Prediction of signalling pathway of synaptic cell adhesion molecules mediating early synapse formation based on bioinformatics
10.3969/j.issn.1674-8115.2019.12.005
- Author:
Guo-Hao MENG
1
Author Information
1. Department of Pathophysiology, Shanghai Jiao Tong University College of Basic Medical Sciences
- Publication Type:Journal Article
- Keywords:
Bioinformatics;
Neurodevelopment;
Protein-protein interaction;
RNA-sequencing;
Synapse formation;
Synaptic cell adhesion molecule (sCAM)
- From:
Journal of Shanghai Jiaotong University(Medical Science)
2019;39(12):1366-1374
- CountryChina
- Language:Chinese
-
Abstract:
Objective • To investigate the signalling pathways mediated by synaptic cell adhesion molecules (sCAMs) in the process of human prenatal synapse formation. Methods • The single-cell RNA-sequencing dataset of prenatal human prefrontal cortex was downloaded from GEO (Gene Expression Omnibus) database. The gene expression dynamics was modelled with pseudotime ordering approach and the protein-protein interaction (PPI) network was constructed by utilizing gene co-expression analysis and PPI database. The interacting molecules and associated pathways of sCAMs were explored. Results • The gene expression dynamics of early synapse formation in excitatory neurons can be modelled with linear trajectory. PPI network analysis identified the interacting molecules of neurexins, neuroligins, and LAR-type receptor-type protein tyrosine phosphatases (LAR-type RPTPs). Guanine nucleotide exchange factor 9 (ARHGEF9) interacted with neurexins and neuroligins, while cell division cycle 42 (CDC42) was the hub of the network. Amyloid precursor protein (APP) interacted with neuroligins and leucine-rich repeat transmembrane neuronal protein 3 (LRRTM3), which is a ligand of neurexins.

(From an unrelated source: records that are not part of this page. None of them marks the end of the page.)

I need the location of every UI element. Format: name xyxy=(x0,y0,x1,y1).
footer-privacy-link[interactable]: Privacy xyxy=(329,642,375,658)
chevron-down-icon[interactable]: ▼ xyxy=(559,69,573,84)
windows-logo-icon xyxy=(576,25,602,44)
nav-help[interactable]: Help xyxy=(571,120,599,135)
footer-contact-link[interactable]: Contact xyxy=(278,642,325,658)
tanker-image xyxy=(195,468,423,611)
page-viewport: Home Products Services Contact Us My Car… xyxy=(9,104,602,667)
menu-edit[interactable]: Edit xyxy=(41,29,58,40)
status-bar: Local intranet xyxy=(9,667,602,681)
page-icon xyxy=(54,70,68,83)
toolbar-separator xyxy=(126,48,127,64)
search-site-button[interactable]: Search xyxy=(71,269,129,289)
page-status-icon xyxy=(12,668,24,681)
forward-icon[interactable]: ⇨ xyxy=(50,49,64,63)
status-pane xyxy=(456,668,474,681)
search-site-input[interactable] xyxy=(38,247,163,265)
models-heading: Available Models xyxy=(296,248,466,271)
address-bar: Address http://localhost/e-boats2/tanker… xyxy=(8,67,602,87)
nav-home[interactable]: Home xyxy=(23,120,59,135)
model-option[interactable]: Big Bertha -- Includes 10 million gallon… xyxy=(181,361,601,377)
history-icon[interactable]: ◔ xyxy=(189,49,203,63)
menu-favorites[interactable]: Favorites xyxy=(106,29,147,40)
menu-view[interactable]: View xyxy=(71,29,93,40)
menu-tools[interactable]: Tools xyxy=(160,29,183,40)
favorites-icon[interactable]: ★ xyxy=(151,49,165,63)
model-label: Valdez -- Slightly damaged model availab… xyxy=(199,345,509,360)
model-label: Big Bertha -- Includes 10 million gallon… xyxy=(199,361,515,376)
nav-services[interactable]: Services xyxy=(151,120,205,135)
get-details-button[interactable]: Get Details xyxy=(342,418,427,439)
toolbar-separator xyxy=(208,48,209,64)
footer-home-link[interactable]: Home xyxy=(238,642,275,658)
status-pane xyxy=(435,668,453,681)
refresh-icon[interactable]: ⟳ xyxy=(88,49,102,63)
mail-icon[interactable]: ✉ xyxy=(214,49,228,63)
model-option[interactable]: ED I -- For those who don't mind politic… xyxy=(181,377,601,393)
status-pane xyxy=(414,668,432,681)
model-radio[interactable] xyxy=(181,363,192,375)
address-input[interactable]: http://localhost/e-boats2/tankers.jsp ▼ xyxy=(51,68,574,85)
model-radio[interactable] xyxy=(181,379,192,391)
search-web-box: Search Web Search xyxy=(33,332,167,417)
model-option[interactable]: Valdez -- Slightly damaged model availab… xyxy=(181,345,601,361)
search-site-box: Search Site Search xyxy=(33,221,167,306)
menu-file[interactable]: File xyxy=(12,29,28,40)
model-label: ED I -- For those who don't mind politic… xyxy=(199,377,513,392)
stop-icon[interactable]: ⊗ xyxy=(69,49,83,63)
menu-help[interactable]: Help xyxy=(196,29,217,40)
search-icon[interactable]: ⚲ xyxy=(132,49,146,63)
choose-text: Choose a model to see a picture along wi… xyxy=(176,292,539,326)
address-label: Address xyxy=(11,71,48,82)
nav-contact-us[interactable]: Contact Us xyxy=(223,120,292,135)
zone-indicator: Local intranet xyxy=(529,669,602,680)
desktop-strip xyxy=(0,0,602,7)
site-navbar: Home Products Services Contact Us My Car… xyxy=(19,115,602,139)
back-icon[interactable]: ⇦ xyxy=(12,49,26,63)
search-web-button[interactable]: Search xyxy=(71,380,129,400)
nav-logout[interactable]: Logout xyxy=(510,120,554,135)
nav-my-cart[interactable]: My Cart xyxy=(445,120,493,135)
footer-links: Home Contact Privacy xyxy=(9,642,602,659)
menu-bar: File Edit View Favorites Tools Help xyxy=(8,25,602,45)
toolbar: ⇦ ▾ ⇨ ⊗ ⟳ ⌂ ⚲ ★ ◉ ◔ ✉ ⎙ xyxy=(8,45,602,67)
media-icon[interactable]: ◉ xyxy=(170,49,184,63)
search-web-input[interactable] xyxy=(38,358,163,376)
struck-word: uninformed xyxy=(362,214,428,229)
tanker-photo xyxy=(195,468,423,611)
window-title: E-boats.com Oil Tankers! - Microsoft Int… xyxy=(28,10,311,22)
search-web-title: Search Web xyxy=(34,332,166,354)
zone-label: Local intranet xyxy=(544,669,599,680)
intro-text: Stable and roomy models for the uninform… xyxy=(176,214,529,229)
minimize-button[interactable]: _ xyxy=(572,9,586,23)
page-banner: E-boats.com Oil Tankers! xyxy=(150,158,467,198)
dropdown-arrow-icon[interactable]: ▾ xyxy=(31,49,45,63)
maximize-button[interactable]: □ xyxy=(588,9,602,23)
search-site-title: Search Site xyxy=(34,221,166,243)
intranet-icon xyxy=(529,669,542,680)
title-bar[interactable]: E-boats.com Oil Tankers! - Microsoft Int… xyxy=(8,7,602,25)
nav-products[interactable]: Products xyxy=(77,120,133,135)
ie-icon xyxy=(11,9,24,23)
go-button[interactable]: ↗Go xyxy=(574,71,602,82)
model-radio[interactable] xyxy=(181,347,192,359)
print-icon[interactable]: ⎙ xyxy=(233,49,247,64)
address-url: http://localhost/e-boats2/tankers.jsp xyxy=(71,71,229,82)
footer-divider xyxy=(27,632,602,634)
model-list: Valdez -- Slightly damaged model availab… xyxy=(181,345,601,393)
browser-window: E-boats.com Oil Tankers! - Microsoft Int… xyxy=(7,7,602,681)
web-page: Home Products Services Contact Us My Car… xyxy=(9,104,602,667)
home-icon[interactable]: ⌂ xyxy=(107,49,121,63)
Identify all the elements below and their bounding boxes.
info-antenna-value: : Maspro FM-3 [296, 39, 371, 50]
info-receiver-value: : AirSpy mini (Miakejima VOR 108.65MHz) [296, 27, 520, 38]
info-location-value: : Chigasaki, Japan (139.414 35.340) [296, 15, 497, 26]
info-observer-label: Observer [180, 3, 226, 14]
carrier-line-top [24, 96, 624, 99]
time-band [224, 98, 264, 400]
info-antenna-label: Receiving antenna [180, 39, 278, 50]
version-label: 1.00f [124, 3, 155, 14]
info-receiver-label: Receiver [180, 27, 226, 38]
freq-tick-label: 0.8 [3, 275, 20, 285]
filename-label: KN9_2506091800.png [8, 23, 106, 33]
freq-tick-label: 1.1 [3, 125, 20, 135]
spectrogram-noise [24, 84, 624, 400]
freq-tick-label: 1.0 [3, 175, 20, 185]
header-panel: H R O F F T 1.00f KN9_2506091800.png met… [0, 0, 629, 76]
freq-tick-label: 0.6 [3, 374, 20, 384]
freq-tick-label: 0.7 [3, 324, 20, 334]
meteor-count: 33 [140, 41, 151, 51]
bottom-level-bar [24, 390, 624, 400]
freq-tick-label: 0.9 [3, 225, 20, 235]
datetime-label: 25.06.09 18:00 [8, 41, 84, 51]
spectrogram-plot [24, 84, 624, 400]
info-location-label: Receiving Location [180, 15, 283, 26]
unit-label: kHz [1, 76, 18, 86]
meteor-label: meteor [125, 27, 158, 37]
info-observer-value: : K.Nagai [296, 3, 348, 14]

Finally, mitogen-activated protein kinase 8 (MAPK8), dual specificity phosphatase 4 (DUSP4), and CDC42, which participate MAPK signalling pathways, were involved in the PPI network of protein tyrosine phosphatase receptor type D (PTPRD, a member of LAR-type RPTPs) and its ligands leucine rich repeat and fibronectin type III domain containing 1 (LRFN1), LRFN2, and LRFN5. Conclusion • Interacting proteins and associated pathways of neurexins, neuroligins, and LAR-type RPTPs can be predicted with bioinformatics methods, which may provide insights in experimental studies.